The main problem with the promotion of this show is that Eliza Dushku's Echo absolutely cannot be the main character. At least she can't right now. A main character that is effectively a blank slate brings nothing to the table. If they continue down the road hinted at during this episode that she can maintain pieces of what she remembers, then we can buy her prominence. But for now the only two characters worth following are Tahmoh Penikett's FBI Agent Paul Ballard and Harry Lennix as Echo's handler, Boyd Langdon.

Langdon should be the audience's eyes into the Dollhouse organization since he is involved deeply, but at the same time is the one person willing to question the morality of what they are doing and his arc in this episode going from being utterly ambivalent about Echo to genuinely caring about her is the correct approach. Also, it's nice to see more of the background on his early days with the company, establishing the accident involving Alpha should have been the start of the series... this is the danger of what Echo could turn into as well as what is hunting her.

The main assignment of this week, of her being engaged for a weekend date (although that would work better if we didn't just see it last week) and being hunted by mentally unbalanced young man, works well because it isolates the characters of Echo and Langdon. This makes them appear less as cogs in a big machine and more as individual people who can be placed in jeopardy and we should worry about. The fact that it's all a ploy, supposedly by Alpha, the rogue super-Doll (kind of like the Snake Eyes G.I. Joe toy that was cooler because he had a sword and was a badass) helps the show develop a cohesive main arc, rather than the one-shot style of last week. Ideally, your pilot should actually encourage people to come back for another episode, just fyi.

And I cannot stress this enough. The idea of Echo being able to recall things from previous imprints, even while in a cleaned slate status, absolutely needed to be introduced in the first episode. It seems utterly reasonable as an effect of a poison the spoiled rich boy hunting her down tricked her into taking. The fact that it was most likely provided by Alpha (because who would know more about remembering imprints), ties in excellently back to the main storyline of the series. Anytime you can make major character developments NOT be random (i.e. just happening to confront a kidnapper that took the person you were imprinted with), that's the way to go.

Agent Ballard comes off as far more of a joke to his co-workers in this episode, which is exactly how he should have been introduced (yeah, I know I've said that a lot this week). The most crucial needed development yet to be made is establishing why he is so driven. The character can't just be obsessive about this case for no reason. Since this is basically a story of missing girls, it would be easy enough to give him some history with this subject like a sister running away or a mother abandoning him for no known reason.

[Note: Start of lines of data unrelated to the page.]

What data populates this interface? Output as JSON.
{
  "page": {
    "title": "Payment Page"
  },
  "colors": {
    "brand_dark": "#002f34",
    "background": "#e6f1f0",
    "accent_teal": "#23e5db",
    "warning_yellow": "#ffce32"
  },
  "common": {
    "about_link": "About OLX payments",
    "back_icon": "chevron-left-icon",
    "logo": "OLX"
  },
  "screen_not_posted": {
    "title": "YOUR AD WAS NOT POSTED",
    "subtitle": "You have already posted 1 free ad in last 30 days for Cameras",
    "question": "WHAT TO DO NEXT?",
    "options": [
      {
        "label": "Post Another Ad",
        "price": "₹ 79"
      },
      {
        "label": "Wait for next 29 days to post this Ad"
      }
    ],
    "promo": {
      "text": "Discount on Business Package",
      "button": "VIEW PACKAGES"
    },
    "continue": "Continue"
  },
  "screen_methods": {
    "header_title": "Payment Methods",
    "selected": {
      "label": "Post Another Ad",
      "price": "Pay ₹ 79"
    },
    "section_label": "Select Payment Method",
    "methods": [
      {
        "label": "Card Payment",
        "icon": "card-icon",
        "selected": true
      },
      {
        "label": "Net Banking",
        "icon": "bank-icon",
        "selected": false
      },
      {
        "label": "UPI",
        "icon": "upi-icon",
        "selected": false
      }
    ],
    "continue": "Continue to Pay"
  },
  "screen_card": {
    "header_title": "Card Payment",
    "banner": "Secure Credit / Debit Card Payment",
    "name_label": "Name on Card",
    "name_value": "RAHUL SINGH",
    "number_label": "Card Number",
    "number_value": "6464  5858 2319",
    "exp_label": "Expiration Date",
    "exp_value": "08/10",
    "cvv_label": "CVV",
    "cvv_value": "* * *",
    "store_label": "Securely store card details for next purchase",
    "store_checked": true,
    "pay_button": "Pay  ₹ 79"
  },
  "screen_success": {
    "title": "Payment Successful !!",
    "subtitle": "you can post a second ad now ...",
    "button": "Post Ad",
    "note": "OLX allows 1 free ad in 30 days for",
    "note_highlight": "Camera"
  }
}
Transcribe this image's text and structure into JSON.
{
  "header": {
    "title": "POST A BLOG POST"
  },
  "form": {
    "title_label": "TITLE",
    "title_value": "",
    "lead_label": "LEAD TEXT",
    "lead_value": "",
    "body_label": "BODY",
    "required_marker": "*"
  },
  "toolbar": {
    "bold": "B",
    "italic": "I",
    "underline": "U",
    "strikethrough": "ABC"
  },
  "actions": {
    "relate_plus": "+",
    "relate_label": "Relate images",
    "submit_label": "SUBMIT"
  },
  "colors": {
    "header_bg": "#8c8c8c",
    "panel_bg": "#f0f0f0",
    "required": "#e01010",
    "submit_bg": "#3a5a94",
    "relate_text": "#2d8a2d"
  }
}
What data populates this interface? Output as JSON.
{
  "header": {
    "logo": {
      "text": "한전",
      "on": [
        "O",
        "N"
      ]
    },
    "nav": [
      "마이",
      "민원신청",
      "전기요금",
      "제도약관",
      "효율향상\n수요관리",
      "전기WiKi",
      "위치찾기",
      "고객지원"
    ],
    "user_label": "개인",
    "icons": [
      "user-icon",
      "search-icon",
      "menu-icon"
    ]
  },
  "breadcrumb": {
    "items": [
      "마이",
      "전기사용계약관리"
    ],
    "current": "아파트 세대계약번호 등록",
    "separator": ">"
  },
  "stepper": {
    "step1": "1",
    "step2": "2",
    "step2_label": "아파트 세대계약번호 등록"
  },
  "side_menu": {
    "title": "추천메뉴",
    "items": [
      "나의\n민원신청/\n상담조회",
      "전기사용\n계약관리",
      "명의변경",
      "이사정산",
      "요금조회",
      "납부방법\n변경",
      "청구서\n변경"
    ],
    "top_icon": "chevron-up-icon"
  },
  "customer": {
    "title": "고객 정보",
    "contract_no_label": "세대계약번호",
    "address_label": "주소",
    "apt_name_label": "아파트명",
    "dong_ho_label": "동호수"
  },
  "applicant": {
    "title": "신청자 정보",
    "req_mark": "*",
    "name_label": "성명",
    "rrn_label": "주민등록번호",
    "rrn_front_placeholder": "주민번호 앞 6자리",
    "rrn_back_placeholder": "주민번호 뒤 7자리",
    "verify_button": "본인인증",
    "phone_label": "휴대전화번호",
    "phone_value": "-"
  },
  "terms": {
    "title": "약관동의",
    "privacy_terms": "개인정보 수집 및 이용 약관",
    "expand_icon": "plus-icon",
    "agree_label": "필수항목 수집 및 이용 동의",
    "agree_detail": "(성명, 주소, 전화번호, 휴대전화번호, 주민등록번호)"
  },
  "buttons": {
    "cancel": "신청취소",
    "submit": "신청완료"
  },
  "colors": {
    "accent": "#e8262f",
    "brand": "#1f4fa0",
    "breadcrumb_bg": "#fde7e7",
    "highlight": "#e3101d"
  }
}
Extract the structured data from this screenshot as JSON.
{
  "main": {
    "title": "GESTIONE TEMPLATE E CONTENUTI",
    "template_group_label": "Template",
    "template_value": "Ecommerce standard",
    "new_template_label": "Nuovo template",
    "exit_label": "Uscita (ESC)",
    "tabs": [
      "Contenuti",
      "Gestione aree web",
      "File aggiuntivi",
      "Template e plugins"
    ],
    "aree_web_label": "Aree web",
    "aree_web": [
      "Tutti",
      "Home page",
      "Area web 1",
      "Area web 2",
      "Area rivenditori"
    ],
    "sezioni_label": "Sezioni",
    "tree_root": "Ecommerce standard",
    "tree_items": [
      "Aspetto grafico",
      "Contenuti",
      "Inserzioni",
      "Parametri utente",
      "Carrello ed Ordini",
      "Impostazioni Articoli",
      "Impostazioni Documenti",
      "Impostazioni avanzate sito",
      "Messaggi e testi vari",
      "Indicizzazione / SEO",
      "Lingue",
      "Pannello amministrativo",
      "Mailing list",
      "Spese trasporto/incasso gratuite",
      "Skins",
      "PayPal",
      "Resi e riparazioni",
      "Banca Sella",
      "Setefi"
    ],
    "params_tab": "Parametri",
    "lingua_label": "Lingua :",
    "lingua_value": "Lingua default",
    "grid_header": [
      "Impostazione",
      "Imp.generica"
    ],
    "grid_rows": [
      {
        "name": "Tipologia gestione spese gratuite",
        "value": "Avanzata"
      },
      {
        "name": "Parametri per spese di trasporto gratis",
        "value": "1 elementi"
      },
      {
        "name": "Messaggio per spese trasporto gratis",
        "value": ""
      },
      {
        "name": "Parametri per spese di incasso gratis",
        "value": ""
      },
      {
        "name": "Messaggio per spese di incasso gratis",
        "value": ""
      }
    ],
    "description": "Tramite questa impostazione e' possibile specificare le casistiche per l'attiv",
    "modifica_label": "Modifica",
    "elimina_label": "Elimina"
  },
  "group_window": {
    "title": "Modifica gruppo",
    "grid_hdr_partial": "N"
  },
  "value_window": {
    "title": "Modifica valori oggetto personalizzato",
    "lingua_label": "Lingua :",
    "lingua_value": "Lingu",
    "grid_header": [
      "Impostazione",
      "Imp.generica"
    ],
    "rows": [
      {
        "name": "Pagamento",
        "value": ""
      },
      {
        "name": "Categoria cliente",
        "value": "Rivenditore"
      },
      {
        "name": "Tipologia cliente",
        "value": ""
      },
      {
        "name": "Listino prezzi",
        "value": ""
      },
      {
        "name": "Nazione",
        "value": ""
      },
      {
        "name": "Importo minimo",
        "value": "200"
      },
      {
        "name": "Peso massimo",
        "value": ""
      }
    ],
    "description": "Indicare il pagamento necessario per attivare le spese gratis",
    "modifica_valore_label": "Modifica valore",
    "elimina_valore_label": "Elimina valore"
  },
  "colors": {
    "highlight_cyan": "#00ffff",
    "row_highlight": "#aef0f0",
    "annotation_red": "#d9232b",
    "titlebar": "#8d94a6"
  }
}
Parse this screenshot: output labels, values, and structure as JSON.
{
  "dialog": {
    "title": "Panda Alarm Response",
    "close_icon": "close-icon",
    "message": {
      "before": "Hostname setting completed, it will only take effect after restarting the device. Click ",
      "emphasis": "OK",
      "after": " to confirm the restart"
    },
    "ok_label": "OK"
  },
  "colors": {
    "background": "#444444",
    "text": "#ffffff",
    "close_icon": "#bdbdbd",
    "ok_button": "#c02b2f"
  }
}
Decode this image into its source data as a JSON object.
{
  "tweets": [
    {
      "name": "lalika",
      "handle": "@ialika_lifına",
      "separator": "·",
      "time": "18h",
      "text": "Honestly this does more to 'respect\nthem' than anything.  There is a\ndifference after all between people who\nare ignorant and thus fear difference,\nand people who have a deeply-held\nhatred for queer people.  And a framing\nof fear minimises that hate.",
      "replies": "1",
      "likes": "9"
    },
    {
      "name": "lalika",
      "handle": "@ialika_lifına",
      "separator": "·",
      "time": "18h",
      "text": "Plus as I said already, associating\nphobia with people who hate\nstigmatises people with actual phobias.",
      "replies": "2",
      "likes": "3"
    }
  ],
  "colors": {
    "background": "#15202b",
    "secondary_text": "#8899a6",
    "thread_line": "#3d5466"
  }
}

The entire episode works both to establish the series and more importantly the characters because it gives each of the actors something in their wheel-house. The hot and outdoorsy girl Echo is downloaded with is directly out of the Faith mold. Ballard striking out as the one man who believes and cares out of a moral imperative reminds us of more than one arc for Karl "Helo" Agathon. Langdon is the one character that lets the talented Lennix stretch beyond what I've seen of him before (mostly in "24" and "E.R.") and after this week, there's little doubt he can carry the bulk of this show for an extended time.

Now as positive as the review sounds, there are still significant holes in the series, mostly the rather limited range of Dushku. That could very well kill the series as right now it revolves around the idea of her actually being a completely different person every week and not just slightly altered flavors on the same meal. And while I can disregard the first episode, it is very important that Ballard not be isolated out of the main storyline for too long. The photo he receives of Echo is a good starting point, but at some point he needs to at least catch a glimpse of Echo in person or meet Langdon in some manner to bring the storylines more in sync. And at some point, he needs to be the A plot of an episode, which hopefully will help the series lose it's "Crazy Engagement of the Week" vibe.